Downtown San Diego is Booming, Here’s Why
Downtown San Diego is booming with residential and commercial development. No longer is it the once sleepy navy town boasting the best climate in the country. The weather remains beautiful year-round while the city has reinvented itself as a dynamic place to live, work and play.
The Downtown San Diego Partnership’s numbers confirm this. There are more than 37,000 residents, 81,000 employees and 4,000 businesses downtown currently. In addition, more than 120 tech and innovation startups call downtown home.
When Petco Park, home to the San Diego Padres, opened in 2004, development near the ballpark hit the fast track. Fast forward to late 2008 and 2009 when projects in development and the planning stages came to a halt. That has all changed.
Today, streets from the Gaslamp to the East Village to Little Italy are alive with happy people, trendy restaurants, craft breweries, coffee houses, yoga studios and eclectic shops. The vibe is young and lively as people and their dogs enjoy the downtown lifestyle. Locals joke there are more dogs living downtown than children.
Listen to David Graham, deputy chief operating officer, City of San Diego: “We have actually been planning for a vibrant downtown for years. It began with Horton Plaza in the ’80s. The live/work lifestyle is built into our development plans. We are planning for 90,000 residents in downtown by 2035.”
Around 41% of downtown’s population are Millennials and 21% Gen X. Olga Moreno, account director at Crowe PR in the East Village, lives and works downtown. “I love walking to my office in ten minutes while enjoying the beautiful weather,” said Moreno, who rents an apartment in the Marina neighborhood. “At this point, many of my friends also live downtown, which is really fun and allows me to spend a lot of quality time with them on weekends,” she adds.
At the end of 2017, a downtown development status report by Civic San Diego said there were 25 projects under construction. This included more than 4,500 apartments, four hotels with a total of 863 rooms and 257,000 square feet of retail space. Looking at “Projects Pending Construction,” it is clear downtown’s residential growth remains strong. An additional 4,138 apartments have permit approval.
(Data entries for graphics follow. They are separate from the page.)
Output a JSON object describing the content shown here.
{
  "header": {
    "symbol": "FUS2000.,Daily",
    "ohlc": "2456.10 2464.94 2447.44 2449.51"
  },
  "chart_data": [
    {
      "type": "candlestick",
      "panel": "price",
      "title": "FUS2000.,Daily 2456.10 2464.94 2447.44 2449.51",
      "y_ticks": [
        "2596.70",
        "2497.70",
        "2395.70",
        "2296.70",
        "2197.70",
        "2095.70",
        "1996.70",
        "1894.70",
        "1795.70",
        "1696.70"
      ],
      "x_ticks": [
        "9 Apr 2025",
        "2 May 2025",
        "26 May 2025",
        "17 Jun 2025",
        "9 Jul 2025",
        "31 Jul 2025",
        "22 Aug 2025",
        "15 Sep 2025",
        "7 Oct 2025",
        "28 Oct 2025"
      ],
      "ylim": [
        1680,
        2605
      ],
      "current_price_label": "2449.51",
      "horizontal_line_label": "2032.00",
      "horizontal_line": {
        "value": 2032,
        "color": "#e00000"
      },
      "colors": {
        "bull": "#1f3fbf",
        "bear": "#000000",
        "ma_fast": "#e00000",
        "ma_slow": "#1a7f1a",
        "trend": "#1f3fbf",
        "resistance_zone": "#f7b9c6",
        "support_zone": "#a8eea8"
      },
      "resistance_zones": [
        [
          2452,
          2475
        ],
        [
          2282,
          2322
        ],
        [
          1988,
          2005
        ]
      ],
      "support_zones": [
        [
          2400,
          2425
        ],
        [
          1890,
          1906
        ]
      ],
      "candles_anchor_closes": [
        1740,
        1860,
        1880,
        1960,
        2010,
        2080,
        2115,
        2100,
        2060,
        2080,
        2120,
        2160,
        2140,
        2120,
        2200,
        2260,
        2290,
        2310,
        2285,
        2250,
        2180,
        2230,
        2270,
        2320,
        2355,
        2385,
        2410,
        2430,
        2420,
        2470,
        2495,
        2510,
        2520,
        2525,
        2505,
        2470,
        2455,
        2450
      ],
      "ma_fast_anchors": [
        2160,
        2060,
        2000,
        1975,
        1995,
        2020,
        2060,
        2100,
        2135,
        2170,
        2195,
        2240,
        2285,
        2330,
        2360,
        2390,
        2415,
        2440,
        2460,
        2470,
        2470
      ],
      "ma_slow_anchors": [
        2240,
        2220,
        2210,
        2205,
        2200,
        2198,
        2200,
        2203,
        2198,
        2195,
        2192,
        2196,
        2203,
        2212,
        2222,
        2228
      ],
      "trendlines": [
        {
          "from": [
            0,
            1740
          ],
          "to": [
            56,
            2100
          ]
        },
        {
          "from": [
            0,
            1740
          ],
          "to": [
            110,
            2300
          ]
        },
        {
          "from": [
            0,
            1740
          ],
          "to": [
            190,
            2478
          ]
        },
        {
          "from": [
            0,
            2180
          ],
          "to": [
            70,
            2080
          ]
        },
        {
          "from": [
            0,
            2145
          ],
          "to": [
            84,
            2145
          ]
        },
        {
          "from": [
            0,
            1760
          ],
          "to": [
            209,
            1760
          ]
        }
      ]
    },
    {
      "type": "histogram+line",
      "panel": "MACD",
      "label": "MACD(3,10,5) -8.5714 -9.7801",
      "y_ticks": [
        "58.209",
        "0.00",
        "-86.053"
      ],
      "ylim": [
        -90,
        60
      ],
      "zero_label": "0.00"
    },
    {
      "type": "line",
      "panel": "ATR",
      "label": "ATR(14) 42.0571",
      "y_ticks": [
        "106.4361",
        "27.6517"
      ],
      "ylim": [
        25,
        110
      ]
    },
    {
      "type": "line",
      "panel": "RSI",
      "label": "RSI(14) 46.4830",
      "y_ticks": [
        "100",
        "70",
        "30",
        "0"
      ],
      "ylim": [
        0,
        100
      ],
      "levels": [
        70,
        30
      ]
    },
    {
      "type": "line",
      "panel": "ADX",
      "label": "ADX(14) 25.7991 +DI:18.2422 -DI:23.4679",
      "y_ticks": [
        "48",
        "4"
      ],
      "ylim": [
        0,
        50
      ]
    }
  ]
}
Nat Bosa, a major downtown developer and founder of Bosa Development, owns a significant number of downtown development sites. “This development cycle has been driven by rental product to meet the demand of the growing demographics of Millennials who choose to live and work downtown.”
“Downtown is a vibrant young community attracting both people and companies. It’s a city that is sustainable, mobile and smart. This is what a city should be to attract both residents and companies to propel growth,” Graham explains.
Hayley Kerr, originally from New York, moved to downtown two years ago from Los Angeles. She rents just north of the much-in-demand East Village neighborhood. “I love that I barely use a car. I walk to work, the gym, restaurants, bars, Balboa Park, the waterfront, Little Italy and Padres’ games.”
San Diego is not a city of concrete canyons. Planned into downtown’s growth are multiple parks, open spaces and pocket parks welcoming residents, workers and visitors. Community calendars offer a variety of free outdoor events including yoga, concerts and movies. “Our plans have always focused on creating a living, breathing vibrant place for all to be a part of,” Graham adds.
Another plus for downtown: It’s one of a few large urban cities with an accessible international airport located downtown. Move to downtown and ditch your car since getting around there is easy and often free. The Free Ride “FRED,” which launched almost two years ago, is a downtown shuttle service of all-electric vehicles people can access via a mobile app.
Daniel Reeves, president at Juniper Strategic Advisory, has spent six years working on the city’s economic development and public policy issues. “It’s pretty exciting times with the current redevelopment projects for Horton Plaza and Seaport Village. These are massive opportunities for large-scale revitalization in line with what Petco Park and the Convention Center did for downtown’s economic development,” said Reeves.
Beau Hodson, founder of Transparent Mortgage, specializes in residential lending in the downtown market. “People are starting careers here and this is where they want to live. I also see affordability in the San Diego downtown market compared to San Francisco or Los Angeles, which is fueling the growth.”
San Diego is a city with a lot going for it. The planned growth of downtown will only boost its popularity among desirable American cities to live, work and play in.